LLMs Are Prone to Fallacies in Causal Inference
Nitish Joshi, Abulhair Saparov, Yixin Wang, He He
TL;DR
This work interrogates whether large language models (LLMs) can infer true causal relations beyond explicitly memorized facts by finetuning on synthetic data that encodes temporal, spatial, and counterfactual relations. It reveals a strong position-based heuristic: models largely rely on the order of event mentions, leading to a post hoc fallacy when this bias is mitigated.

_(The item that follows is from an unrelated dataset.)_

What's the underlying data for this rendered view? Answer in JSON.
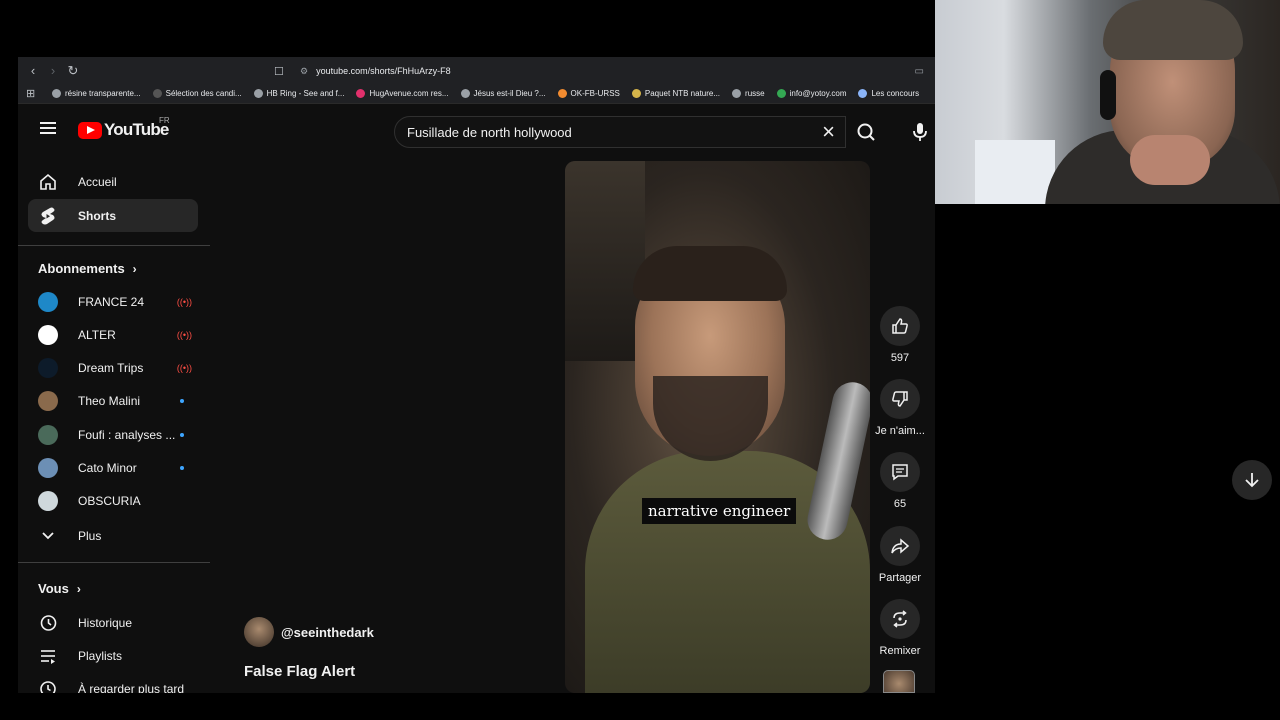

When the position bias is removed, LLMs can correctly infer temporal and spatial relations but still struggle with counterfactual-based causality, and scaling alone does not fix these limits. Finetuning with explicit causal statements can mitigate the post hoc fallacy, suggesting that current LLMs may not reliably acquire novel causal knowledge without deliberate training interventions. Overall, the study highlights the importance of controlled synthetic data to disentangle memorization from inference in causal reasoning and points to targeted mitigation strategies for robust causal understanding in language models.
Abstract
Recent work shows that causal facts can be effectively extracted from LLMs through prompting, facilitating the creation of causal graphs for causal inference tasks. However, it is unclear if this success is limited to explicitly-mentioned causal facts in the pretraining data which the model can memorize. Thus, this work investigates: Can LLMs infer causal relations from other relational data in text? To disentangle the role of memorized causal facts vs inferred causal relations, we finetune LLMs on synthetic data containing temporal, spatial and counterfactual relations, and measure whether the LLM can then infer causal relations. We find that: (a) LLMs are susceptible to inferring causal relations from the order of two entity mentions in text (e.g. X mentioned before Y implies X causes Y); (b) if the order is randomized, LLMs still suffer from the post hoc fallacy, i.e. X occurs before Y (temporal relation) implies X causes Y. We also find that while LLMs can correctly deduce the absence of causal relations from temporal and spatial relations, they have difficulty inferring causal relations from counterfactuals, questioning their understanding of causality.